D. Tiga Prinsip Tegaknya Sistem
Takaful
Takaful Tegak Di Atas Tiga
Prinsip :
1) Saling Bertanggung Jawab.
Banyak hadits
yang mengajarkan bahwa hubungan kaum muslimin dalam rasa cinta dan kasih sayang
satu sama lain adalah ibarat satu badan, yang apabila salah satu anggota
badannya sakit, maka yang lain juga akan merasakannya.
2) Saling Bekerja Sama Dan Saling
Membantu
Allah SWT
memerintahkan agar dalam kehidupan bermasyarakat ditegakkan nilai tolong
menolong dalam kebajikan dan ketakwaan. Anugerah harta yang Allah berikan,
hendaknya digunakan untuk meringankan beban penderitaan yang lainnya.
3) Saling Melindungi Dari Berbagai
Kesusahan
Hadits nabi
mengajarkan bahwa tidak beriman seseorang yang dapat tidur nyenyak dengan perut
kenyang, sementara tetangganya tidak dapat tidur lantaran kemiskinan.
Dalil-Dalil Tentang Tiga Prinsip
Tegaknya Takaful
1. Saling Bertanggung Jawab
Rasulullah SAW bersabda :
عَنْ النُّعْمَانِ
بْنِ بَشِيرٍ قَالَ قَالَ رَسُولُ اللَّهِ صَلَّى اللَّهُ عَلَيْهِ وَسَلَّمَ
مَثَلُ الْمُؤْمِنِينَ فِي تَوَادِّهِمْ وَتَرَاحُمِهِمْ وَتَعَاطُفِهِمْ مَثَلُ
الْجَسَدِ إِذَا اشْتَكَى مِنْهُ عُضْوٌ تَدَاعَى لَهُ سَائِرُ الْجَسَدِ
بِالسَّهَرِ وَالْحُمَّى (رواه مسلم
"Dari Nu'man bin
Basyir ra, Rasulullah SAW bersabda, 'Perumpamaan persaudaraan kaum muslimin
dalam cinta dan kasih sayang diantara mereka adalah seumpama satu tubuh.

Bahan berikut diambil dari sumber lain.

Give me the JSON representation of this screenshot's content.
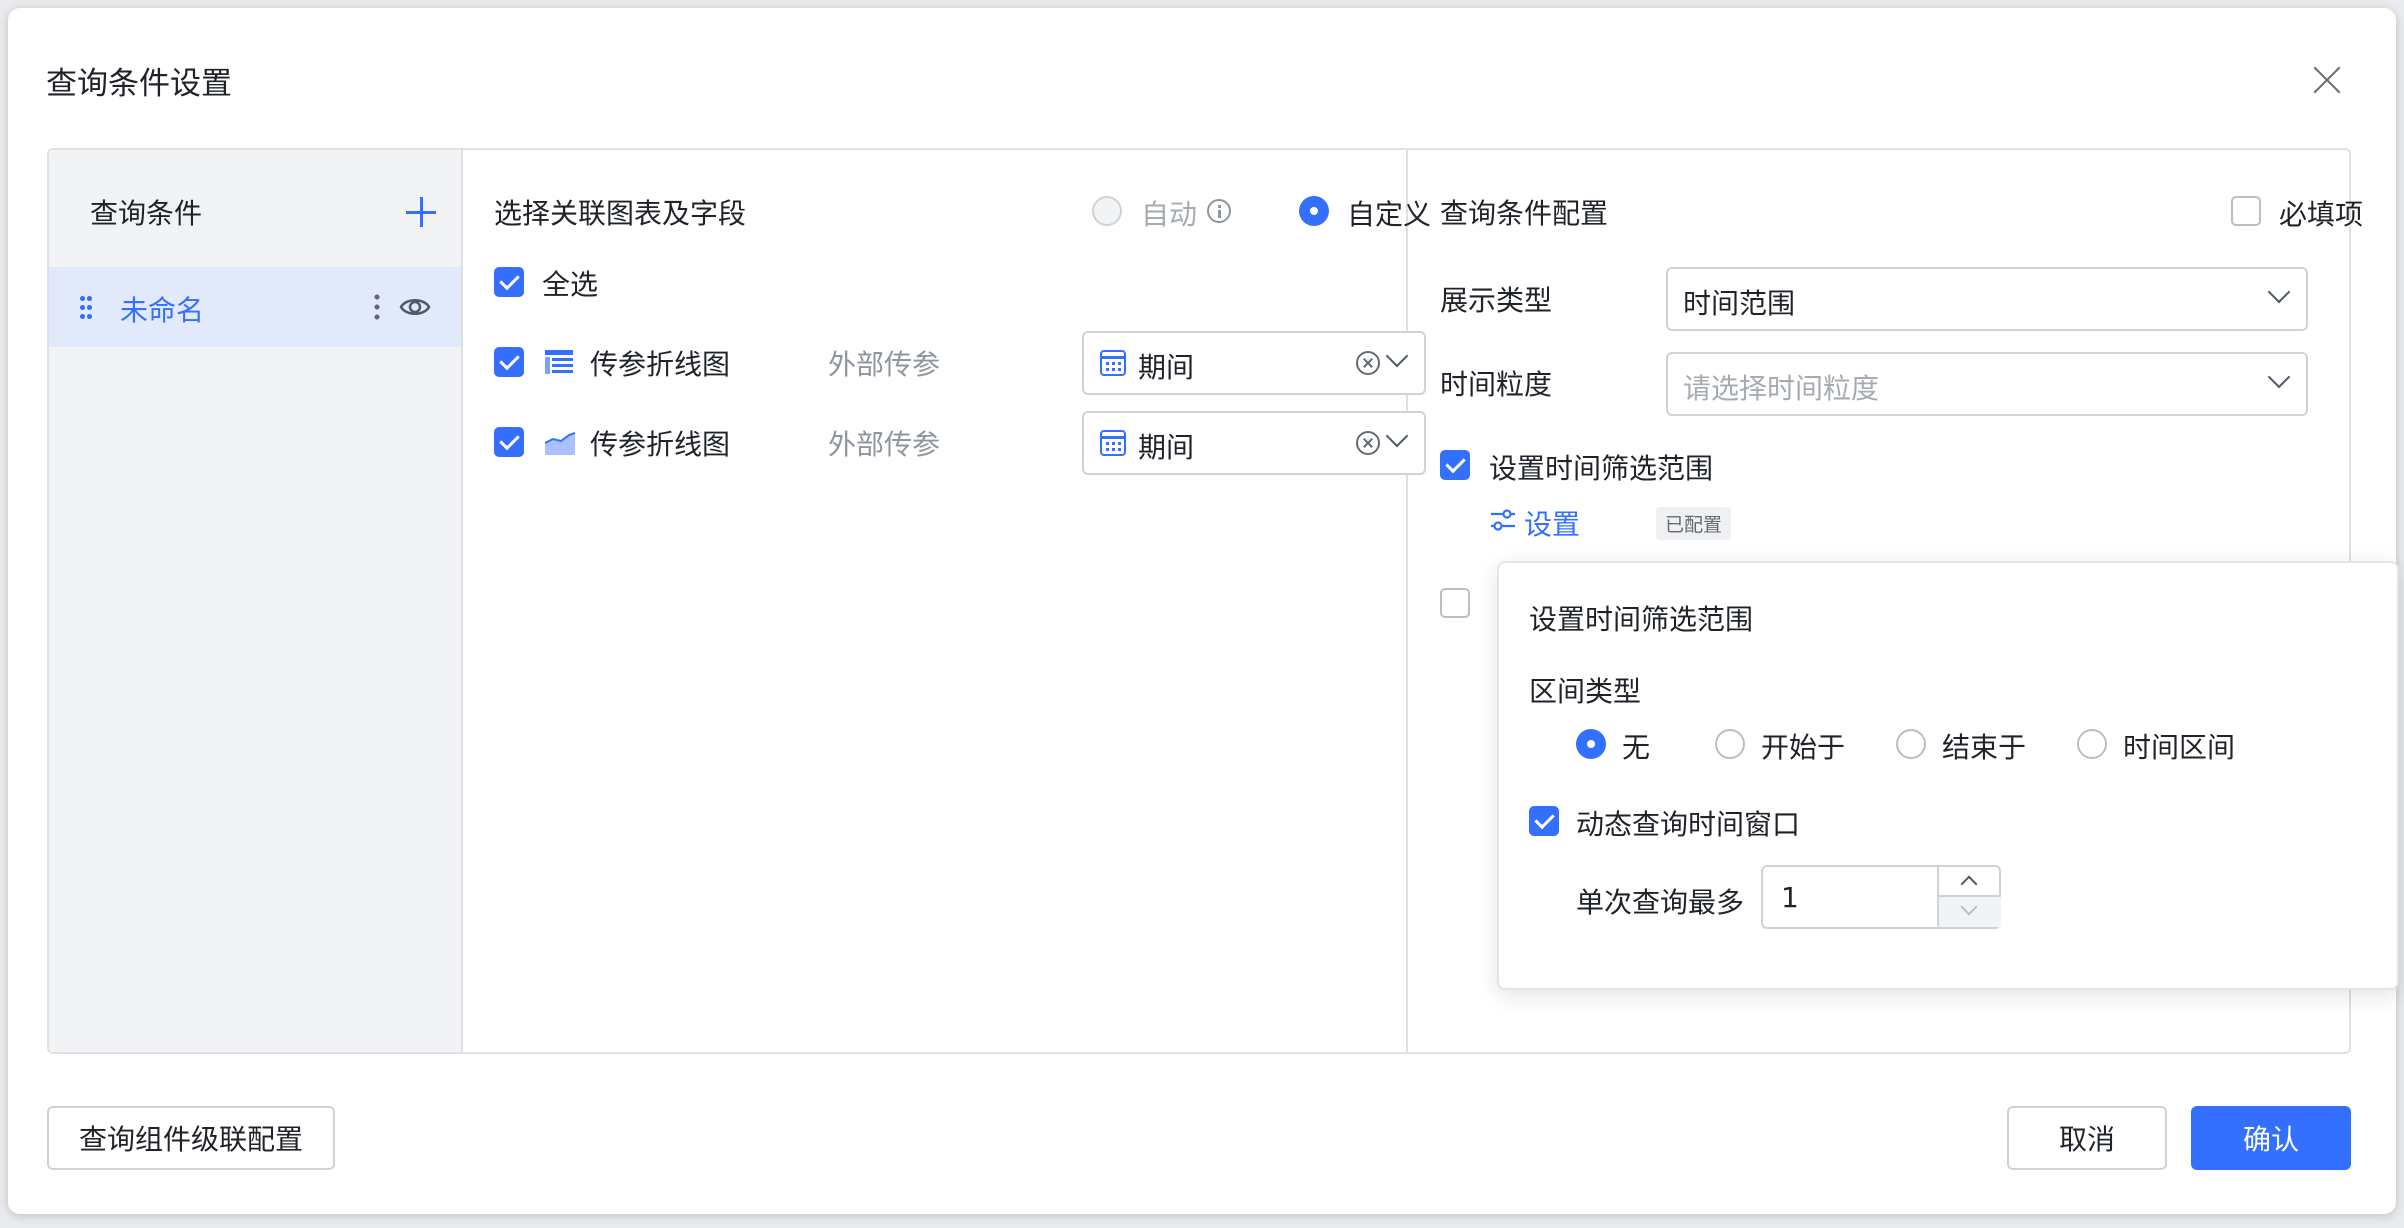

Bilamana salah satu bagian tubuh merasakan sakit, maka akan dirasakan oleh
bagian tubuh yang lainnya, seperti ketika tidak bisa tidur atau ketika
demam." (HR. Muslim)
Dalam hadits lain diriwayatkan :
عَنْ أَبِي مُوسَى
رَضِيَ اللَّهُ عَنْهُ عَنْ النَّبِيِّ صَلَّى اللَّهُ عَلَيْهِ وَسَلَّمَ قَالَ
الْمُؤْمِنُ لِلْمُؤْمِنِ كَالْبُنْيَانِ يَشُدُّ بَعْضُهُ بَعْضًا وَشَبَّكَ
بَيْنَ أَصَابِعِهِ (رواه البخاري
"Dari Abu Musa ra,
bahwa Rasulullah SAW bersabda, 'Seorang mu'min dengan mu'min lainnya (dalam
satu masyarakat) adalah seumpama satu bangunan, dimana satu dengan yang lainnya
saling mengukuhkan." (HR. Bukhari).
2. Saling
Bekerja Sama Dan Saling Membantu
Dalam sebuah hadits diriwiayatkan :
عَنْ أَبِي
هُرَيْرَةَ قَالَ قَالَ رَسُولُ اللَّهِ صَلَّى اللَّهُ عَلَيْهِ وَسَلَّمَ مَنْ
نَفَّسَ عَنْ مُؤْمِنٍ كُرْبَةً مِنْ كُرَبِ الدُّنْيَا نَفَّسَ اللَّهُ عَنْهُ
كُرْبَةً مِنْ كُرَبِ يَوْمِ الْقِيَامَةِ وَمَنْ يَسَّرَ عَلَى مُعْسِرٍ يَسَّرَ
اللَّهُ عَلَيْهِ فِي الدُّنْيَا وَاْلآخِرَةِ وَمَنْ سَتَرَ مُسْلِمًا سَتَرَهُ
اللَّهُ فِي الدُّنْيَا وَالآخِرَةِ وَاللَّهُ فِي عَوْنِ الْعَبْدِ مَا كَانَ
الْعَبْدُ فِي عَوْنِ أَخِيهِ (رواه البخاري)
"Dari Abu Hurairah
ra, Rasulullah SAW bersabda, 'Barangsiapa yang melapangkan kesempitan seorang
muÂ’min berupa kesempitan dalam kehidupan dunia, maka Allah akan melapangkannya
pada kesempitan di hari kiamat. Dan barang siapa yang memudahkan kesulitan
seorang mu'min, maka Allah akan melapangkan urusannya di dunia dan akhirat. Dan
barang siapa yang menutupi aib saudaranya orang yang beriman, maka Allah pun
akan menutupi aib dirinya di dunia dan di akhirat. Dan Allah akan
selalu menolong hamba-Nya, jika hamba-Nya senantiasa menolong saudaranya."
(HR. Bukhari)
3. Saling
Melindungi Dari Berbagai Kesusahan
Dalam sebuah hadits, diriwayatkan
:
عَنْ أَنَسٍ بْنِ
مَالِكٍ رَضِيَ اللهُ عَنْهُ قَالَ، قَالَ رَسُوْلُ اللهِ صَلَّى اللهُ عَلَيْهِ
وَسَلَّمَ مَا آمَنَ بِيْ مَنْ بَاتَ شَبْعَانًا وَجَارُهُ جَائِعٌ إِلىَ جَنْبِهِ
وَهُوَ يَعْلَمُ بِهِ (رواه الطبراني
"Dari Anas bin Malik
ra, bahwa Rasulullah SAW bersabda, 'Tidaklah beriman kepadaku seseorang yang
tidur pada malam hari dengan keadaan perut kenyang sementara tetangganya
kelaparan di sebelahnya dan dia mengetahui hal tersebut." (HR. Thabrani).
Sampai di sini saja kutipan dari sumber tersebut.